Bonjour Quentin, est-ce que tu peux te présenter toi et ton association pour les gens qui ne te connaissent pas ?

Bonjour, je m’appelle Quentin Hoerner, j’ai 33 ans , je suis père de famille, marié, sans emploi et anciennement du monde de la communication marketing et internet. J’en suis venu à créer Ambassade des Océans de part ma grande disponibilité et de ma passion pour la biodiversité sous-marine étant moi-même plongeur. 

J’ai voulu m’investir dans une vision de veille et d’information afin de traiter tous les sujets à la fois, sachant que la plupart des associations en France sont des associations spécialisées où bien des grandes structures américaines avec déjà une stratégie de communication établie. Pour moi, ces structures ne répondaient pas nécessairement à cette vision de vouloir créer des liens, créer des ponts entre les associations et de mettre les acteurs aussi bien associatifs, privés et passionnés en avant dans la mesure du possible. 

C’est pour cette raison que j’ai décidé de créer Ambassade des Océans, en premier lieu pour répondre de cette ambition, mais aussi pour répondre au grand public sur des questions environnementales marines qui ne sont pas nécessairement relayées par les médias, voir traitées seulement en surface et qui mériteraient d’être approfondies et d’être soutenues.

La problématique plastique par exemple témoigne de cette superficialité de traiter les océans en surface uniquement alors qu’il y a énormément d’autres choses qui se passent sous la surface et en dehors de notre champ de vue et qui sont potentiellement d’autant plus dommageable soit pour l’environnement soit pour l’homme. 

Pour cette raison, on s’efforce de sortir un article par mois sur notre site sur des sujets qui sont complémentaires et qui ne sont pas relayés dans la même profondeur d’étude par les médias. 

Pour résumer l’association, il n‘y a aucun scientifique, doctorant, spécialiste ou expert, elle est faite par des passionnés qui mettent leur passion au service de cette cause.

On a déjà parlé de ton programme ORCINUS dans un de nos articles, tu peux nous rappeler les objectifs de celui-ci ?

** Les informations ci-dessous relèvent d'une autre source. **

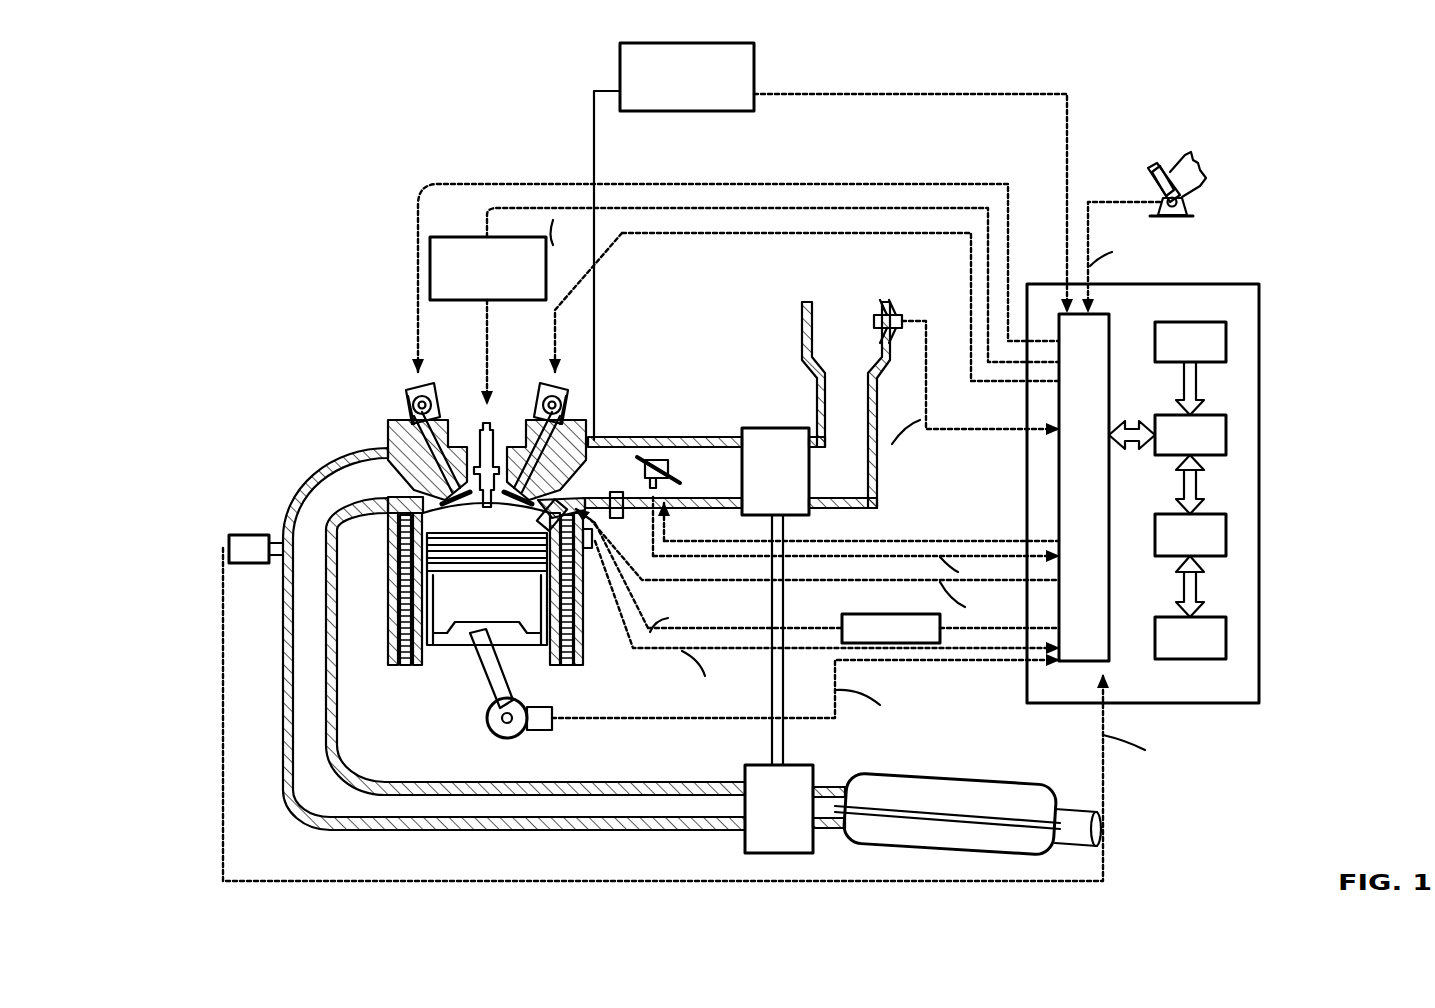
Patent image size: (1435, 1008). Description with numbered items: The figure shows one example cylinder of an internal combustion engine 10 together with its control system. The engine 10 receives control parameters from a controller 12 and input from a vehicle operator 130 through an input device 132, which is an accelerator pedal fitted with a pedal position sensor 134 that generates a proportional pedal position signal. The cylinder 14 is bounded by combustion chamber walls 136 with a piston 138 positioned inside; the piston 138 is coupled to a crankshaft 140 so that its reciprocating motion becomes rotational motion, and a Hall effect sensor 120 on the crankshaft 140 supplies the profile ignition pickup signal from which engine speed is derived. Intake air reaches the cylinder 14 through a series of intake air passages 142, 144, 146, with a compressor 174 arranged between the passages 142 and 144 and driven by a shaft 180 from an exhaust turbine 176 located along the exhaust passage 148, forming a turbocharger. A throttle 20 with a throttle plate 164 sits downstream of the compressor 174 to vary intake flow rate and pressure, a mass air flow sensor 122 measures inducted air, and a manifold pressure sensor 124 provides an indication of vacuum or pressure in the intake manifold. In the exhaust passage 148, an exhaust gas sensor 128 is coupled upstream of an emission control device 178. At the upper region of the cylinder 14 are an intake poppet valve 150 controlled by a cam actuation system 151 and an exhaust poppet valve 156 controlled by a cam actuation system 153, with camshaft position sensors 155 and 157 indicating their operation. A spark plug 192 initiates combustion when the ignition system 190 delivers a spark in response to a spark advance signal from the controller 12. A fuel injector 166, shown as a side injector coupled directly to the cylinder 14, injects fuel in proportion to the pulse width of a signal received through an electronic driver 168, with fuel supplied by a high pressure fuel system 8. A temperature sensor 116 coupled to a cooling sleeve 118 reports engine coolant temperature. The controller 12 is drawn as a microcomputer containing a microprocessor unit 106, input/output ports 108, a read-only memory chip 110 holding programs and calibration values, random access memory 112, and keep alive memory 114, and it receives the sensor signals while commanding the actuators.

The high pressure fuel system 8 is at (754, 55).
The internal combustion engine 10 is at (220, 125).
The controller 12 is at (1259, 290).
The cylinder 14 is at (390, 540).
The throttle 20 is at (658, 458).
The microprocessor unit 106 is at (1226, 432).
The input/output ports 108 is at (1109, 322).
The read-only memory chip 110 is at (1226, 337).
The random access memory 112 is at (1226, 532).
The keep alive memory 114 is at (1226, 636).
The temperature sensor 116 is at (590, 550).
The cooling sleeve 118 is at (584, 560).
The Hall effect sensor 120 is at (547, 732).
The mass air flow sensor 122 is at (905, 310).
The manifold pressure sensor 124 is at (618, 518).
The exhaust gas sensor 128 is at (230, 538).
The vehicle operator 130 is at (1200, 166).
The input device 132 is at (1153, 178).
The pedal position sensor 134 is at (1192, 210).
The combustion chamber walls 136 is at (425, 665).
The piston 138 is at (475, 640).
The crankshaft 140 is at (494, 736).
The intake air passage 142 is at (864, 351).
The intake air passage 144 is at (728, 483).
The intake air passage 146 is at (627, 483).
The exhaust passage 148 is at (371, 492).
The intake poppet valve 150 is at (505, 455).
The cam actuation system 151 is at (548, 384).
The cam actuation system 153 is at (428, 384).
The camshaft position sensor 155 is at (567, 407).
The exhaust poppet valve 156 is at (442, 492).
The camshaft position sensor 157 is at (406, 396).
The throttle plate 164 is at (637, 457).
The fuel injector 166 is at (637, 554).
The electronic driver 168 is at (845, 614).
The compressor 174 is at (763, 428).
The exhaust turbine 176 is at (745, 838).
The emission control device 178 is at (1002, 790).
The shaft 180 is at (783, 728).
The ignition system 190 is at (440, 237).
The spark plug 192 is at (478, 450).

Au niveau international, le terme anglais WHALE qui veut dire BALEINE, désigne les petits et les grands cétacés sous la même appellation. Cependant, la réglementation ne prend en compte seulement les gros cétacés sous cette appellation : baleines bleues, baleines à bosses, baleines grises,… Elles sont encore aujourd’hui chassées par beaucoup de pays dans le monde dont le Japon qui subit une pression internationale par les grosses ONG américaines, mais aussi la Norvège, la confédération Russe des peuples autochtones, les populations d’Alaska et les îles des Saint-Vincent-et-les-Grenadines. Ces mêmes pays bénéficient de quotas réglementaires et votés par la commission baleinière internationale. Il y a bien évidemment des chasses illégales qui sont passées sous silence mais sur lesquelles il y a déjà des acteurs en jeu.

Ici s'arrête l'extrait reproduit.